4.7 ACMG-PP3/BP4 partial circularity
ClinVar Pathogenic / Benign labels are partly predictor-derived (PolyPhen / SIFT scores used as PP3 evidence). Some per-pair fractions reflect predictor-curator co-variance.
5. Implications
- Among 6 Tyr-derived substitution pairs, Y → D is the most Pathogenic-enriched at 73.4% (Wilson CI [68.2, 78.0]) — driven by aromatic-ring removal + charge introduction.
- Y → F is the least Pathogenic-enriched at 19.3% [15.3, 24.1] — a conservative aromatic-to-aromatic substitution.
- The 3.80× per-target-AA range within Tyrosine spans from severe disruption (Y → D) to chemistry-conservative (Y → F).
- For variant-prioritization pipelines: per-target-AA priors within Tyr should be applied; Y → D ~73%, Y → F ~19%.
- Y → C at 49.0% reflects dual mechanism: aromatic-stacking loss + aberrant-disulfide formation; the moderate Pathogenicity is the average across the two competing effects.
6. Limitations
- Stop-gain excluded (§4.1).
- ClinVar curatorial bias (§4.2) toward Tyr-kinase / kinase-substrate gene families.
- No codon-mutability normalization (§4.3).
- Per-isoform first-element AA (§4.4).
- N-threshold ≥ 100 (§4.5) excludes 2-step-codon-distance pairs.
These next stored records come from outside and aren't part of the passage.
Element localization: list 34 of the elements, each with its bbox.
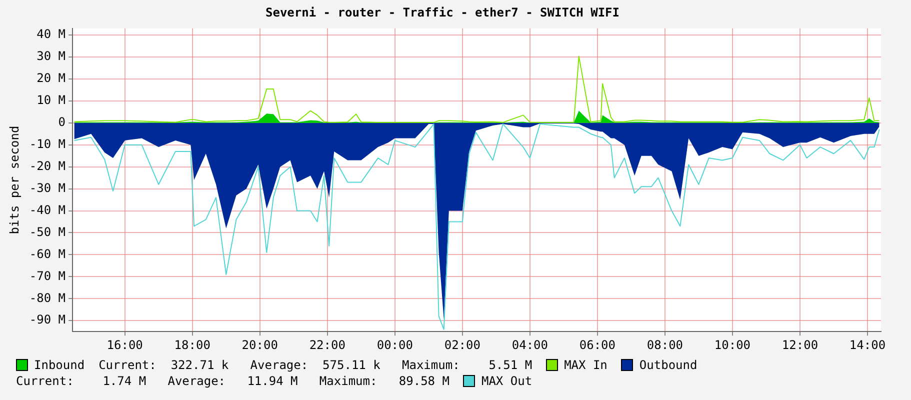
y-tick-label: -90 M	[29, 312, 66, 327]
y-tick-label: 10 M	[36, 93, 66, 108]
y-tick-label: 40 M	[36, 27, 66, 42]
y-tick-label: -80 M	[29, 290, 66, 305]
legend-label: Outbound	[639, 358, 698, 372]
y-tick-label: -60 M	[29, 246, 66, 261]
y-tick-label: 20 M	[36, 71, 66, 86]
x-tick-label: 10:00	[714, 338, 751, 352]
x-tick-label: 14:00	[849, 338, 886, 352]
text: Current: 322.71 k Average: 575.11 k Maximum: 5.51 M	[98, 358, 532, 372]
text: Current: 1.74 M Average: 11.94 M Maximum: 89.58 M	[16, 374, 450, 388]
x-tick-label: 22:00	[309, 338, 346, 352]
y-tick-label: -50 M	[29, 224, 66, 239]
y-tick-label: -70 M	[29, 268, 66, 283]
x-tick-label: 06:00	[579, 338, 616, 352]
x-tick-label: 12:00	[782, 338, 818, 352]
x-tick-label: 00:00	[376, 338, 413, 352]
y-tick-label: 30 M	[36, 49, 66, 64]
x-tick-label: 02:00	[444, 338, 480, 352]
y-axis-title: bits per second	[7, 126, 22, 234]
x-tick-label: 04:00	[512, 338, 548, 352]
y-tick-label: 0	[58, 115, 66, 129]
y-tick-label: -10 M	[29, 136, 66, 151]
x-tick-label: 18:00	[174, 338, 210, 352]
x-tick-label: 08:00	[646, 338, 684, 352]
legend-label: MAX In	[564, 358, 608, 372]
chart-title: Severni - router - Traffic - ether7 - SWITCH WIFI	[265, 5, 620, 20]
x-tick-label: 20:00	[242, 338, 278, 352]
y-tick-label: -30 M	[29, 180, 66, 195]
legend-label: MAX Out	[481, 374, 532, 388]
y-tick-label: -20 M	[29, 158, 66, 173]
legend-label: Inbound	[34, 358, 85, 372]
y-tick-label: -40 M	[29, 202, 66, 217]
x-tick-label: 16:00	[106, 338, 143, 352]
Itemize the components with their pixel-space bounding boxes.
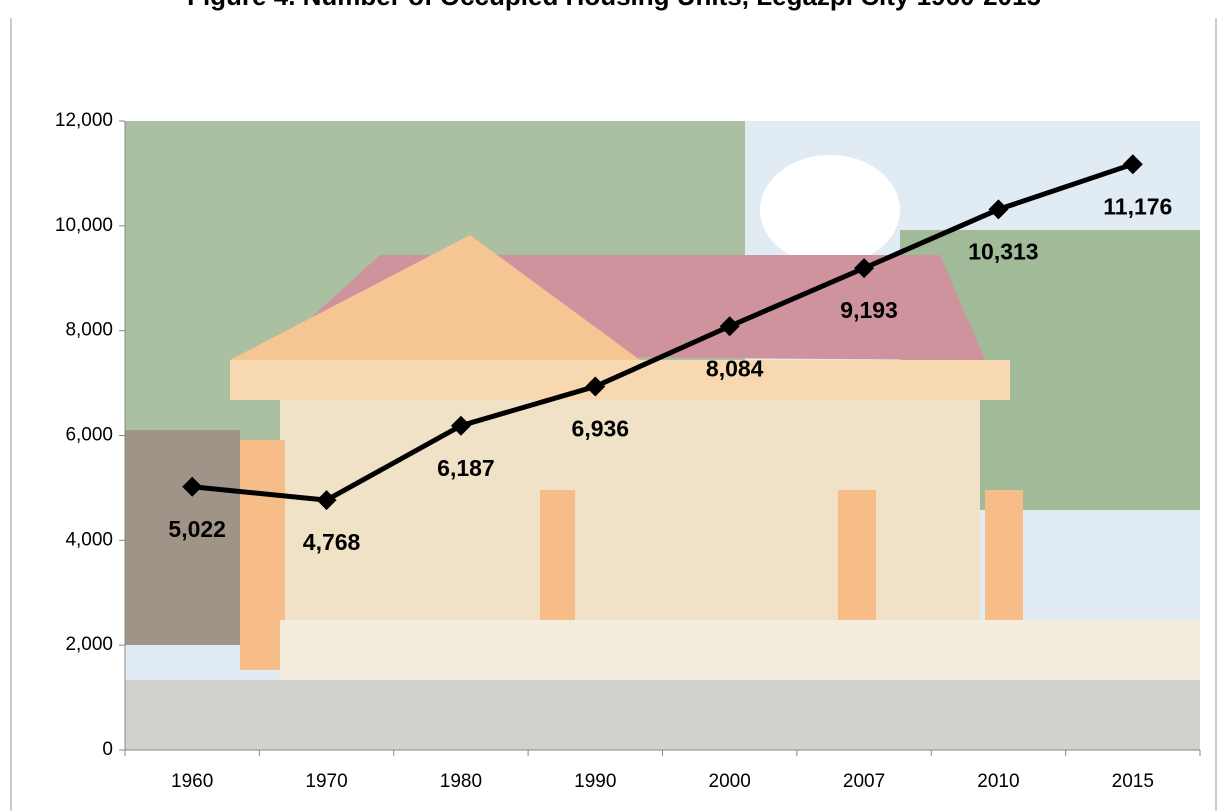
x-tick-label: 2000 (709, 771, 751, 792)
y-tick-label: 4,000 (65, 529, 113, 550)
data-label: 5,022 (168, 516, 226, 542)
data-label: 10,313 (968, 239, 1038, 265)
data-label: 9,193 (840, 297, 898, 323)
chart-title: Figure 4. Number of Occupied Housing Uni… (187, 0, 1041, 11)
y-tick-label: 12,000 (55, 110, 113, 131)
chart: Figure 4. Number of Occupied Housing Uni… (0, 0, 1227, 811)
data-label: 8,084 (706, 355, 764, 381)
y-tick-label: 6,000 (65, 425, 113, 446)
data-label: 6,187 (437, 455, 495, 481)
x-tick-label: 1970 (305, 771, 347, 792)
data-label: 4,768 (303, 529, 361, 555)
y-tick-label: 0 (102, 739, 113, 760)
x-tick-label: 2010 (977, 771, 1019, 792)
x-tick-label: 1960 (171, 771, 213, 792)
y-tick-label: 8,000 (65, 320, 113, 341)
x-tick-label: 1980 (440, 771, 482, 792)
y-tick-label: 10,000 (55, 215, 113, 236)
data-label: 6,936 (572, 416, 630, 442)
x-tick-label: 2007 (843, 771, 885, 792)
data-label: 11,176 (1103, 193, 1172, 219)
x-tick-label: 2015 (1112, 771, 1154, 792)
background-photo (125, 121, 1200, 750)
x-tick-label: 1990 (574, 771, 616, 792)
y-tick-label: 2,000 (65, 634, 113, 655)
- ACMG-PP3 partial circularity (§4.7).
7. Reproducibility
- Script:
analyze.js(Node.js, ~60 LOC, zero deps). - Inputs: ClinVar P + B JSON cache from MyVariant.info.
- Outputs:
result.jsonwith per-target-AA counts, P-fractions, Wilson 95% CIs. - Verification mode: 6 machine-checkable assertions: (a) all P-fractions in [0, 1]; (b) Wilson CIs contain the point estimate; (c) all 6 reported pairs have N ≥ 100; (d) Y→D P-fraction > 0.7; (e) Y→F P-fraction < 0.25; (f) sample sizes match input file contents.
node analyze.js
node analyze.js --verify8. References
- Landrum, M. J., et al. (2018). ClinVar. Nucleic Acids Res. 46, D1062–D1067.
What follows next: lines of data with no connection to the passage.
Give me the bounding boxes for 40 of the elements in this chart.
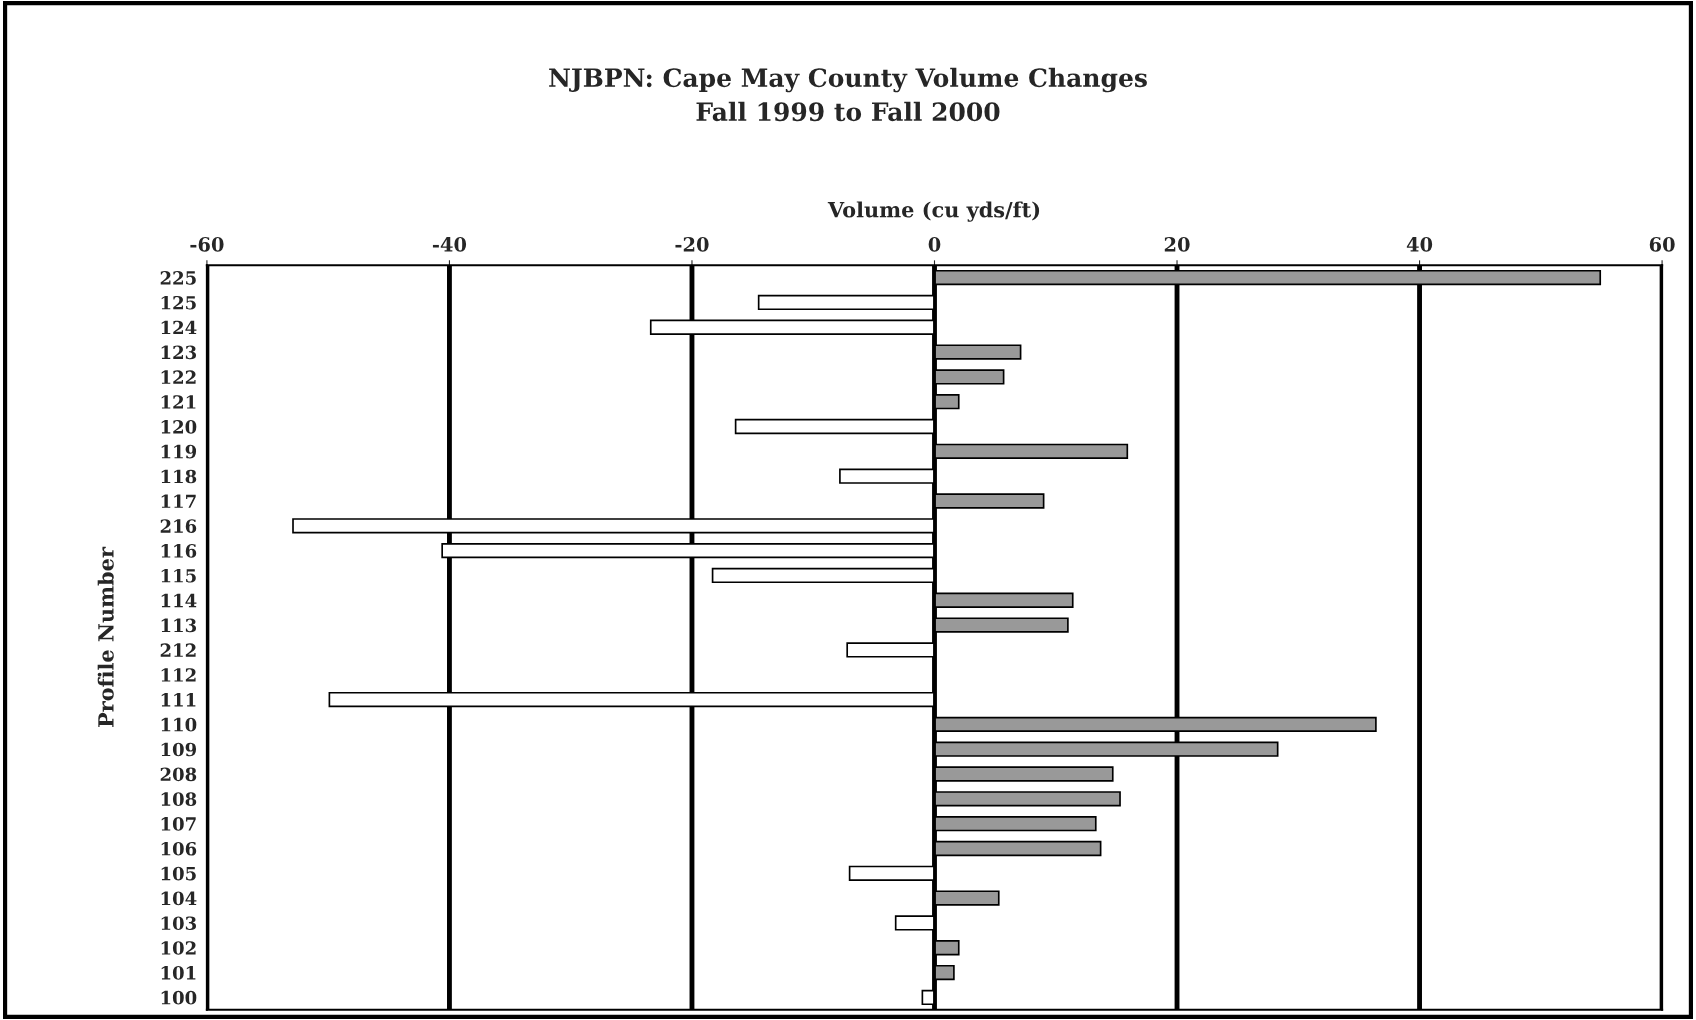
x-axis-title: Volume (cu yds/ft) [827,201,1040,222]
y-tick-label: 118 [161,469,197,484]
chart-title: NJBPN: Cape May County Volume Changes Fall 1999 to Fall 2000 [549,67,1147,122]
y-tick-label: 108 [161,792,197,806]
y-tick-label: 104 [161,891,197,906]
y-tick-label: 122 [161,370,196,384]
y-axis-title: Profile Number [97,546,114,727]
y-tick-label: 216 [160,519,197,533]
y-tick-label: 106 [161,841,197,856]
y-tick-label: 114 [161,593,197,608]
x-tick-label: 0 [928,237,941,252]
y-tick-label: 113 [161,618,197,633]
y-tick-label: 225 [160,271,196,285]
y-tick-label: 102 [161,941,196,955]
y-tick-label: 124 [161,320,197,335]
y-tick-label: 111 [161,693,196,707]
x-tick-label: 20 [1164,237,1190,252]
y-tick-label: 103 [161,916,197,931]
y-tick-label: 121 [161,395,196,409]
y-tick-label: 125 [161,295,196,310]
x-tick-label: -40 [432,237,467,252]
x-tick-label: -60 [190,237,224,252]
y-tick-label: 120 [161,419,197,434]
x-tick-label: 40 [1406,237,1433,252]
y-tick-label: 110 [161,717,197,732]
x-tick-label: 60 [1649,237,1675,252]
y-tick-label: 101 [161,966,196,980]
y-tick-label: 109 [161,742,197,757]
y-tick-label: 123 [161,345,197,360]
y-tick-label: 212 [160,643,196,657]
y-tick-label: 100 [161,990,197,1005]
y-tick-label: 107 [161,817,196,831]
x-tick-label: -20 [675,237,709,252]
y-tick-label: 115 [161,568,196,583]
y-tick-label: 119 [161,444,197,459]
y-tick-label: 208 [160,767,197,782]
y-tick-label: 116 [161,544,197,558]
y-tick-label: 117 [161,494,196,508]
y-tick-label: 105 [161,866,196,881]
y-tick-label: 112 [161,668,196,682]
- Liu, X., Li, C., Mou, C., Dong, Y., & Tu, Y. (2020). dbNSFP v4. Genome Med. 12, 103.
- Wu, C., et al. (2021). MyVariant.info. Bioinformatics 37, 4029–4031.
- Wilson, E. B. (1927). Probable inference, the law of succession, and statistical inference. J. Am. Stat. Assoc. 22, 209–212.
- Brown, L. D., Cai, T. T., & DasGupta, A. (2001). Interval estimation for a binomial proportion. Stat. Sci. 16, 101–133.
- Hubbard, S. R., & Till, J. H. (2000). Protein tyrosine kinase structure and function. Annu. Rev. Biochem. 69, 373–398.
- Lemmon, M. A., & Schlessinger, J. (2010). Cell signaling by receptor tyrosine kinases. Cell 141, 1117–1134.
- Richards, S., et al. (2015). ACMG/AMP variant interpretation guidelines. Genet. Med. 17, 405–424.
- Cooper, D. N., & Krawczak, M. (1990). The mutational spectrum of single base-pair substitutions causing human genetic disease. Hum. Genet. 85, 55–74.
- Burley, S. K., & Petsko, G. A. (1985). Aromatic-aromatic interaction: a mechanism of protein structure stabilization. Science 229, 23–28.